Et les parents? Certains sont indifférents, estimant que c’est le rôle de l’école d’éduquer tous les enfants. D’autres sont dépassés ou absents. Mme Jeanprêtre oublie les parents querelleurs qui veulent imposer aux enseignants une manière cool et sympa d’éduquer, sans punir. Selon Mme Jeanprêtre, il faut ouvrir le dialogue et recourir à des thérapeutes. On ne reviendra pas sur le concept chéri d’école inclusive qui, paraît-il, a fait ses preuves. C’est un bon modèle s’il est bien appliqué. Tous les parents et enseignants seraient d’accord sur ce point et il n’est nul besoin de s’interroger. Seulement l’institution n’intervient pas assez pour aider ses employés. Elle réfléchit, s’occupe de tout, mais il faut être patient, comme l’affirme le ministre vaudois en fonction. Les enseignants se découragent et tombent malades. Selon Mme Jeanprêtre toujours, on manque de moyens alors que ces dernières années les finances de l’Etat ne se sont jamais aussi bien portées. L’école est prise en étau entre l’économie qui exige des jeunes bien formés, les familles éclatées et la société qui offre aux tout-petits des images violentes. En outre, le métier d’enseignant n’est pas respecté; les vocations pédagogiques diminuent. Mme Jeanprêtre en conclut que le mandat de l’école publique, l’égalité des chances, n’est pas rempli. On construit de plus en plus d’écoles pour fermer des prisons (Ah! Victor Hugo), en oubliant que les écoles ne sont pas seulement des murs, mais qu’elles abritent des personnes, élèves et enseignants.

Quant à nous, nous constatons que les prisons ne ferment pas, bien au contraire.
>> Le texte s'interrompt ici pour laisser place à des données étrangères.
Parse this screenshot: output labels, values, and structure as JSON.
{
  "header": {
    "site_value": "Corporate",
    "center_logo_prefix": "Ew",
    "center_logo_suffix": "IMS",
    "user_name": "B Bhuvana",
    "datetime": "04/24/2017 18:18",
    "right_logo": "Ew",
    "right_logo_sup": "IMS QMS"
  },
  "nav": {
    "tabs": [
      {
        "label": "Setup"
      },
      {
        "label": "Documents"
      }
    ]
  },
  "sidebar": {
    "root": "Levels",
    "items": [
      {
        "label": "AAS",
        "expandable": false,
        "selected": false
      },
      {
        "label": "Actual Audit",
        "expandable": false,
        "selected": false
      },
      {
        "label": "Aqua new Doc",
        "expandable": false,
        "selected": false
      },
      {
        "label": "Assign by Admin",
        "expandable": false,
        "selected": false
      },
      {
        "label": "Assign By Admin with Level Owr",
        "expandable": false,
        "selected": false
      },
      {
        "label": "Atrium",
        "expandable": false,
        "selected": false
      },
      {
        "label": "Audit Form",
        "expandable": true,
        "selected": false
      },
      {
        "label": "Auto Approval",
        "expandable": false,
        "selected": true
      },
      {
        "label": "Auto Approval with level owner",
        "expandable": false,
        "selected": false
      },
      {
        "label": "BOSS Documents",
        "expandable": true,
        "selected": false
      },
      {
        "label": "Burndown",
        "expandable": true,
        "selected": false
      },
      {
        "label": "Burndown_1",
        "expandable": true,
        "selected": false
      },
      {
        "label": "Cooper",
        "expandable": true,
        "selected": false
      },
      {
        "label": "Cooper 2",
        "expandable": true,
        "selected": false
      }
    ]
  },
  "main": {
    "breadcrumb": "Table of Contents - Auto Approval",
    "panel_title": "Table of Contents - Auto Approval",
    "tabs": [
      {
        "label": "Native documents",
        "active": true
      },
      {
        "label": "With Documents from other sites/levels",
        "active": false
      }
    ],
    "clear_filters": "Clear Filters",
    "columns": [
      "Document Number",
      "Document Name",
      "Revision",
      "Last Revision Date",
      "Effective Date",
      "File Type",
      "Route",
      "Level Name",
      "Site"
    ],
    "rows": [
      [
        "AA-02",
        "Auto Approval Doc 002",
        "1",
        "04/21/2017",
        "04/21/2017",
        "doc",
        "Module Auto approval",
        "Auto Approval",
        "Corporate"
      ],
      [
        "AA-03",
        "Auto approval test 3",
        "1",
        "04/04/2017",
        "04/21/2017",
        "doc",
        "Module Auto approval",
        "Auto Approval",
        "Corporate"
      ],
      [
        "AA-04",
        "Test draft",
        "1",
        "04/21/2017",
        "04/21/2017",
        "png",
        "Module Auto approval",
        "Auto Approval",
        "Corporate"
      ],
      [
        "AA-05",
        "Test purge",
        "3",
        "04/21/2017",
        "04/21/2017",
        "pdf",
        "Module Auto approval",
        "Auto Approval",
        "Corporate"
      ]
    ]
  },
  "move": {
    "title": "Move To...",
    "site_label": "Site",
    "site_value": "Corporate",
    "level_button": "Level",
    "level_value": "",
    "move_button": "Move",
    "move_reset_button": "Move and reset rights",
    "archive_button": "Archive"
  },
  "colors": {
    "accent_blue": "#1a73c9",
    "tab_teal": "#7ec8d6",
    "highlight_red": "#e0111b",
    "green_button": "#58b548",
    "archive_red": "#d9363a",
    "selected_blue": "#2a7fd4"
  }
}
Nous avons enseigné plus de 35 ans et nous entendons toujours les mêmes discours. Dans un numéro récent de 24 heures, un chercheur bernois affirme qu’il faut éviter toute sélection dans l’école publique parce que l’accès à l’Université, Graal absolu, reste un privilège des enfants de familles universitaires. Il faut plus d’égalité, plus de moyens. Dans l’idéal idéologique moderne, cette exigence ne se discute pas, mais plus on prétend la satisfaire, plus l’égalité s’éloigne.

Est-ce le bon objectif? Non. L’école, dans sa poursuite incessante de l’égalité, est vouée au désordre. Elle subit les conséquences de l’égalitarisme, rébellion maladroite contre le réel différencié et hiérarchique, négation de l’autorité qui comprend aussi le pouvoir de punir. Durant toute notre carrière, nous avons entendu le précepte selon lequel un bon maître ne punit jamais. C’est faux.

Comment l’école pourrait-elle obtenir le soutien des familles que l’exigence d’égalité et l’individualisme consumériste détruisent à petit feu? En régime égalitaire et individualiste, l’école ne peut survivre. On y lutte contre le désordre en révérant les causes du désordre.

L’institution se transformera en centre de soins d’une part et en dispositif technique d’autre part, visant à délivrer des compétences grâce aux robots, aux écrans et à l’intelligence artificielle, avec le moins d’interactions humaines possible.